Zu den Menschen, die die Pogromereignisse vor Augen hatten und selbst als ‚Juden‘ verfolgt waren, gehörte auch der Dresdner Romanist Victor Klemperer. Als Professor von den Nationalsozialisten wegen seiner jüdischen Herkunft entlassen – Klemperer hatte sich 1912 taufen lassen – erfuhr und beobachte er die zunehmende Zurücksetzung und Verfolgung. Sein LTI und die Tagebücher geben hiervon Zeugnis.
Die Tagebücher als Quelle
In seinen Tagebüchern geht Klemperer auch auf die Dresdner Pogromereignisse ein. So schreibt er am 22. November 1938:
„Erst war es wohl der Wille, ein Stückchen in der Arbeit vorwärtszukommen, ehe ich wieder eine Tagebuchnotiz machte, und dann kam Unheil über Unheil, man kann wohl schon sagen: Unglück. Erst Krankheit, dann der Autounfall, dann im Anschluß an die Pariser Grünspan-Schiessaffaire die Verfolgung, seitdem das Ringen um Auswanderung“ (Victor Klemperer: Die Tagebücher, S. 1150).
Und an anderer Stelle unter demselben Datum:
„Als ich […] noch einmal nach Pirna fuhr, war inzwischen die Grünspanaffaire erfolgt. Vor der Fahrt hatte ich eben bei [Jordan] Natcheff gehört, dass man die Nacht zuvor spontan die hiesige Synagoge niedergebrannt u. jüdische Fensterscheiben eingeschlagen habe. Ich brauche die historischen Ereignisse der nächsten Tage, die Gewaltmassnahmen, unsere Depression nicht zu schildern. Nur das Engpersönliche und conkret Tatsächliche“ (Victor Klemperer: Die Tagebücher, S. 1155).
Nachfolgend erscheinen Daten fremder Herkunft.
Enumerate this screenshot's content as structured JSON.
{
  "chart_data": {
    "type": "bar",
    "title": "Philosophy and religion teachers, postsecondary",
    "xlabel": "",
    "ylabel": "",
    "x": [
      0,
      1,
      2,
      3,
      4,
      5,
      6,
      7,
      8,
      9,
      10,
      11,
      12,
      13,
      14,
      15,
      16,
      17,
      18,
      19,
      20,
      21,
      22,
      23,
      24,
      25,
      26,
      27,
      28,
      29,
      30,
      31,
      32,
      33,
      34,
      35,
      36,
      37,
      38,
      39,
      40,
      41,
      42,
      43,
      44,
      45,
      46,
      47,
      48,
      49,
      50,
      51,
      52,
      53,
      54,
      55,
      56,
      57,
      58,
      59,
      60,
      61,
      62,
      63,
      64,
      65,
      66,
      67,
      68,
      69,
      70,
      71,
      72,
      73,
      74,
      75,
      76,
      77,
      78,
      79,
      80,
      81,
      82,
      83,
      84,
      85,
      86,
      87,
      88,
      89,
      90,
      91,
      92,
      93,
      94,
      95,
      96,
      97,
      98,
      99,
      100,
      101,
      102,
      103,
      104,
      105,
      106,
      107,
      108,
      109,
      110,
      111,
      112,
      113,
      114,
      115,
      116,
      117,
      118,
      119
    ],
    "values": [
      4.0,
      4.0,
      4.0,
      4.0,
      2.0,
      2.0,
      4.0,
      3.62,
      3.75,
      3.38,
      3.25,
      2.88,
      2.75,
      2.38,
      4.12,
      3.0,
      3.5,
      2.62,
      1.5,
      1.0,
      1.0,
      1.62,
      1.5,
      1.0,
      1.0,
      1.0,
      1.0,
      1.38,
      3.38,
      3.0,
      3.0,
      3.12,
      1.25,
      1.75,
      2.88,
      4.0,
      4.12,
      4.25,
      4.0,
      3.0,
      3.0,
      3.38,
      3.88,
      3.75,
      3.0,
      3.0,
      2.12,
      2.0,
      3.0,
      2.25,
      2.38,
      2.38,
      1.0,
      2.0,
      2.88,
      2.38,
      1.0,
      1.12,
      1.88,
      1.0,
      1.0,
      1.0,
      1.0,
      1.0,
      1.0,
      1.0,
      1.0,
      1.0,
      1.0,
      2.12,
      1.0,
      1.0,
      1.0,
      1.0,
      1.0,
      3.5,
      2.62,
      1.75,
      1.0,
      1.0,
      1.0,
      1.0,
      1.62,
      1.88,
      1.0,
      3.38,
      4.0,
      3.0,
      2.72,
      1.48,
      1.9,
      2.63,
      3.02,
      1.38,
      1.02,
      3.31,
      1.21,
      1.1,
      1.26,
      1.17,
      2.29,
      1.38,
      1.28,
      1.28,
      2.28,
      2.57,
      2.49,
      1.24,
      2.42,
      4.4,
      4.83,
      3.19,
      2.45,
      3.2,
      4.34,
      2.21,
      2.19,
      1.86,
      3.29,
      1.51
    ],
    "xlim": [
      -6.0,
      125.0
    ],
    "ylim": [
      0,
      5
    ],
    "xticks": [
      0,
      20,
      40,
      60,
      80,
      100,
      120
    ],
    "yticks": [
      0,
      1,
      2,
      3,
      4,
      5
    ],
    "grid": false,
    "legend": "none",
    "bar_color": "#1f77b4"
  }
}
Hausdurchsuchung in Dölzschen
Und persönlich betroffen war das Ehepaar Klemperer dann am 11. November 1938: Es mussten eine Hausdurchsuchung durch zwei Gendarmen und einen Zivilisten über sich ergehen lassen; Victor Klemperer wurde zunächst mit aufs Gericht am Münchner Platz genommen, kam aber noch am selben Tag wieder frei.
Quelle: Victor Klemperer. Die Tagebücher 1933-1945. Kommentierte Gesamtausgabe, hg. Walter Nowojski unter Mitarbeit von Christian Löser, Berlin 2007.